America's Cup: Team NZ lose sailors overboard in Louis Vuitton win

By Dana Johannsen

Team NZ skipper Dean Barker looks on as Rob Waddell surfaces. Photo / AP
Team NZ skipper Dean Barker looks on as Rob Waddell surfaces. Photo / AP

Team New Zealand have picked up their first point of the Louis Vuitton finals but it came at a hefty price as the Kiwis suffered serious gear damage, losing two men overboard in the process, mid-way through a race that was effectively over just seconds in.

Team NZ were left to once again sail around the course by themselves after Luna Rossa were forced to withdraw from the race early on with damage to their starboard daggerboard.

Read Paul Lewis' column on 'The Beast' emerging in San Fransisco.

But there was further drama to come after a disastrous mark rounding from Team NZ saw two men thrown overboard and serious damage to the fairing.

Providing a stark reminder of just how on-the-edge the high-powered racing machines are, Aotearoa went into a terrifying nosedive as it rounded the fourth mark, burying the hulls up to the main crossbeam, which saw their boatspeed drop from 40.7 knots to 13 in the space of a second.

The sudden deceleration and torrent of water on board sent the crew flying, with Rob Waddell and Chris Ward sent overboard.

Both were unharmed in the fall and were quickly retrieved by the chase boat.

Team NZ go underwater during Race 1 of the Louis Vuitton Cup final.
Team NZ go underwater during Race 1 of the Louis Vuitton Cup final.

Despite the torn carbon fibre on the aft side of the main crossbeam flapping in the wind, Team NZ were able to limp around the race course, completing race with just nine men on board. But the shore crew have a long night in the shed ahead of them and an expensive repair bill.

Team NZ skipper Dean Barker, who was thrown violently against the wheel as the boat went into a nosedive, played down the severity of the incident.

"It's just this sort of racing. These boats are incredibly powerful, you can see how the speed rockets up as you make the turn. We had good pressure - and we were always going to make quite an increase. I am sure there were some things we could have done better," said Barker following the race.

"When we got to the top end, it wasn't that extreme, but if you don't get everything right, you make it tough [for yourself]. We'll have a good look at our systems and we'll be ready for tomorrow."

Knowing Luna Rossa would be unable to compete in the second race with their damaged board, Team NZ were still keen for race two to go ahead despite their scare in race one. But with the wind picking up later in the afternoon exceeding the wind limits, the race committee called the second race off.

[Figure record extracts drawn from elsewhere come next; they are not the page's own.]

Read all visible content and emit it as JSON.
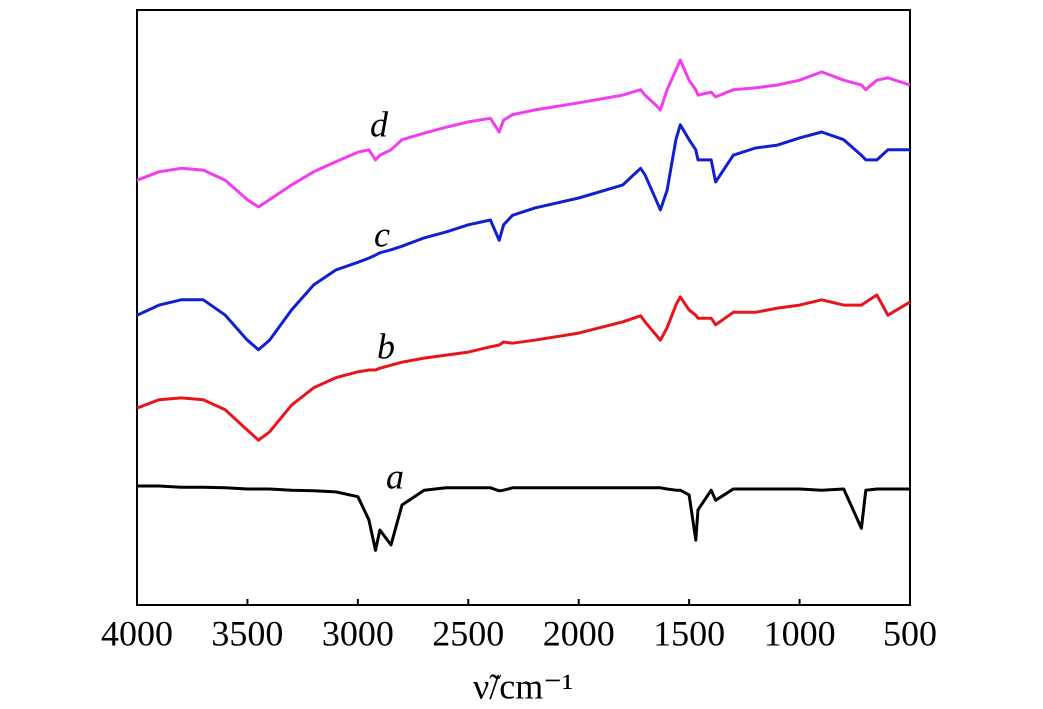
{
  "chart_data": {
    "type": "line",
    "xlabel": "ν̃/cm⁻¹",
    "xlim": [
      4000,
      500
    ],
    "xticks": [
      4000,
      3500,
      3000,
      2500,
      2000,
      1500,
      1000,
      500
    ],
    "ylim": [
      0,
      100
    ],
    "x": [
      4000,
      3900,
      3800,
      3700,
      3600,
      3500,
      3450,
      3400,
      3300,
      3200,
      3100,
      3000,
      2950,
      2920,
      2900,
      2850,
      2800,
      2700,
      2600,
      2500,
      2400,
      2360,
      2340,
      2300,
      2200,
      2000,
      1800,
      1720,
      1700,
      1650,
      1630,
      1600,
      1560,
      1540,
      1500,
      1470,
      1460,
      1400,
      1380,
      1300,
      1200,
      1100,
      1000,
      900,
      800,
      720,
      700,
      650,
      600,
      500
    ],
    "series": [
      {
        "name": "a",
        "color": "#000000",
        "values": [
          20.0,
          20.0,
          19.8,
          19.8,
          19.7,
          19.5,
          19.5,
          19.5,
          19.3,
          19.2,
          19.0,
          18.2,
          14.3,
          9.2,
          12.6,
          10.1,
          16.8,
          19.3,
          19.7,
          19.7,
          19.7,
          19.2,
          19.3,
          19.7,
          19.7,
          19.7,
          19.7,
          19.7,
          19.7,
          19.7,
          19.7,
          19.5,
          19.3,
          19.3,
          18.5,
          10.9,
          16.0,
          19.3,
          17.6,
          19.5,
          19.5,
          19.5,
          19.5,
          19.3,
          19.5,
          12.9,
          19.3,
          19.5,
          19.5,
          19.5
        ]
      },
      {
        "name": "b",
        "color": "#e8141b",
        "values": [
          33.1,
          34.5,
          34.8,
          34.5,
          32.8,
          29.4,
          27.7,
          29.1,
          33.6,
          36.5,
          38.2,
          39.2,
          39.5,
          39.5,
          39.8,
          40.3,
          40.8,
          41.5,
          42.0,
          42.5,
          43.4,
          43.7,
          44.2,
          44.0,
          44.5,
          45.7,
          47.6,
          48.6,
          47.6,
          45.4,
          44.5,
          46.6,
          50.4,
          51.8,
          49.6,
          48.7,
          48.2,
          48.2,
          47.1,
          49.2,
          49.2,
          49.9,
          50.4,
          51.3,
          50.4,
          50.4,
          50.9,
          52.1,
          48.7,
          50.9
        ]
      },
      {
        "name": "c",
        "color": "#1020d0",
        "values": [
          48.7,
          50.4,
          51.3,
          51.3,
          48.7,
          44.5,
          42.9,
          44.5,
          49.6,
          53.8,
          56.3,
          57.6,
          58.3,
          58.8,
          59.2,
          59.7,
          60.3,
          61.7,
          62.7,
          63.9,
          64.7,
          61.3,
          63.9,
          65.5,
          66.7,
          68.4,
          70.6,
          73.4,
          72.3,
          68.1,
          66.4,
          69.7,
          78.2,
          80.7,
          78.2,
          76.5,
          74.8,
          74.8,
          71.1,
          75.6,
          76.8,
          77.3,
          78.5,
          79.5,
          78.2,
          75.6,
          74.8,
          74.8,
          76.5,
          76.5
        ]
      },
      {
        "name": "d",
        "color": "#f23cf0",
        "values": [
          71.4,
          72.8,
          73.4,
          73.1,
          71.4,
          68.1,
          66.9,
          68.1,
          70.6,
          72.8,
          74.5,
          76.1,
          76.5,
          74.8,
          75.6,
          76.5,
          78.2,
          79.3,
          80.3,
          81.2,
          81.8,
          79.5,
          81.5,
          82.4,
          83.2,
          84.4,
          85.7,
          86.6,
          85.7,
          84.0,
          83.2,
          86.6,
          89.9,
          91.6,
          88.2,
          86.6,
          85.7,
          86.2,
          85.4,
          86.6,
          86.9,
          87.4,
          88.2,
          89.6,
          88.2,
          87.4,
          86.6,
          88.2,
          88.6,
          87.4
        ]
      }
    ]
  }
}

The Italians struck trouble pre-race when they found a problem with their starboard daggerboard. Fortunately for Luna Rossa, the start of the race was delayed slightly due to high winds, allowing members of the support crew to frantically effect repairs.

After some handy work with a hacksaw and glue gun, they managed to get to the startline just in time.

But it was clear early on they still had a problem, with helmsman Chris Draper missing a prime opportunity to hook Dean Barker in the pre-start, which would have handed the Italians control of the start.

After a fairly even start, Team NZ accelerated to the first mark and rounded just two seconds ahead before the Italians slowed dramatically as their daggerboard bobbed up and down in the water.

It set the tone for a dramatic race.

Prior to the finals series getting underway, Oracle Team USA had their two AC72s on the racecourse for some in-house racing. Skipper Jimmy Spithill and helmsman Ben Ainslie guided the two black cats around the race course, putting on a show for fans that had turned up early.

In a change of tack, Oracle agreed to supply all their telemetry data from today's in-house racing. Team New Zealand lost a jury ruling earlier this month over the one-way flow of information.

Oracle have had access to all the challengers' performance data during the Louis Vuitton Cup, and Team New Zealand argued during the defender access period to the race course the US should also have to disclose their data.

The jury disagreed, ruling Oracle are not obligated to reveal their numbers, but the defenders opted to release their performance data from today's practice racing anyway.